China`s premier-in-waiting arrives in Hong Kong Hong Kong: Li Keqiang, China's Vice Premier arrived in Hong Kong on Tuesday looking further to showcase himself ahead of a key leadership reshuffle in Beijing next year, and soothe tense relations with city officials.

Li, the expected successor to Premier Wen Jiabao as head of China's day-to-day administration, is making a three-day visit to Hong Kong and plans to speak about the economic ties with the semi-autonomous territory.

Hong Kong's Chief Executive Donald Tsang led the dignitaries greeting Li at the airport, where the 56-year-old vice premier said he would be announcing new measures to boost Hong Kong's profile as trade and finance hub.

The visit "shows the central government's concern and support for Hong Kong's development", Li told reporters, adding that "I hope to see more and listen more to deepen my understanding of Hong Kong."

Unofficially, Li aims to boost his own profile as Wen's term draws to a close in 2013, giving him "a precious opportunity to demonstrate his worth", said Willy Lam, a history professor at Chinese University of Hong Kong.

"(The trip) tells us about the political jockeying going on in Beijing ahead of next year's once-in-a-decade leadership change," Lam told a news agency.

"Li has been cautious to a fault over the past few years and for good reason - his power is not secure," he added.

But only the most senior Chinese politicians make official visits to Hong Kong - a former British colony returned to China in 1997 - so the trip all but guarantees that Li will be China's next premier, he added.

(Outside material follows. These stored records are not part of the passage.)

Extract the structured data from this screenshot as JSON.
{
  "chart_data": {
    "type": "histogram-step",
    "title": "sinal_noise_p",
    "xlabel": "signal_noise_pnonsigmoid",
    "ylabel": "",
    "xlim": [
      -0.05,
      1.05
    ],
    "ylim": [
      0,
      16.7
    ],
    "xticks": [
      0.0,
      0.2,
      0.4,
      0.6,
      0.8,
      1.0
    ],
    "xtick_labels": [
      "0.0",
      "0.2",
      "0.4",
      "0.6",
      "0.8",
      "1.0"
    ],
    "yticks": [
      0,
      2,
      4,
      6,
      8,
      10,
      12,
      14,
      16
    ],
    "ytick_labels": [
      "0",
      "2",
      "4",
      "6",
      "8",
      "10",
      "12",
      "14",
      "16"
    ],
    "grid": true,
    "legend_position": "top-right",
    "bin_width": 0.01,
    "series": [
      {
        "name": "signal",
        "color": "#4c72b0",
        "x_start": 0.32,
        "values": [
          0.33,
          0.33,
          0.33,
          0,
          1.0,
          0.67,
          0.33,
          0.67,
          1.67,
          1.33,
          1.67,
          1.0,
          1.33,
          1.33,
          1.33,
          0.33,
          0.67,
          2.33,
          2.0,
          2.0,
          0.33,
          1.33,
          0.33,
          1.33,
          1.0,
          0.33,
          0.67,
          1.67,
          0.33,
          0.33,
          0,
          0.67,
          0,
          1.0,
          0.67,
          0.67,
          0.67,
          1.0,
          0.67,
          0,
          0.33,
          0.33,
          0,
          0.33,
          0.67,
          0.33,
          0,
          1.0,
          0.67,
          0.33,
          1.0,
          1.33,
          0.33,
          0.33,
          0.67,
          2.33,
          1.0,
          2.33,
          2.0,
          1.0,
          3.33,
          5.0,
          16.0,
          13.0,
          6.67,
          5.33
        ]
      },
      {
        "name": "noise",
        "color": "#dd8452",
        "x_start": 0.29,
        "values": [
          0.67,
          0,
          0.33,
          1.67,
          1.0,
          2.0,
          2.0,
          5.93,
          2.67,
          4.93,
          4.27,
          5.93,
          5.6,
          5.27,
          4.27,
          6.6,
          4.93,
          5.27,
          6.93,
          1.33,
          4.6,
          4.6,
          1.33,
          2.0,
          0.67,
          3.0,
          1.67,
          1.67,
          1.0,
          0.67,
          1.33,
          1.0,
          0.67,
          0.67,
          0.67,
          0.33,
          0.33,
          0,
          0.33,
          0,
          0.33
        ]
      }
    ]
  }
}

Li's high-powered delegation includes Commerce Minister Chen Deming, People's Bank of China Governor Zhou Xiaochuan and National Development and Reform Commission chairman Zhang Ping.

The visit comes amid strained relations with Hong Kong, despite increasing economic integration, which has seen the city become a test bed for Beijing's bid to turn the yuan into a global currency to rival the US dollar.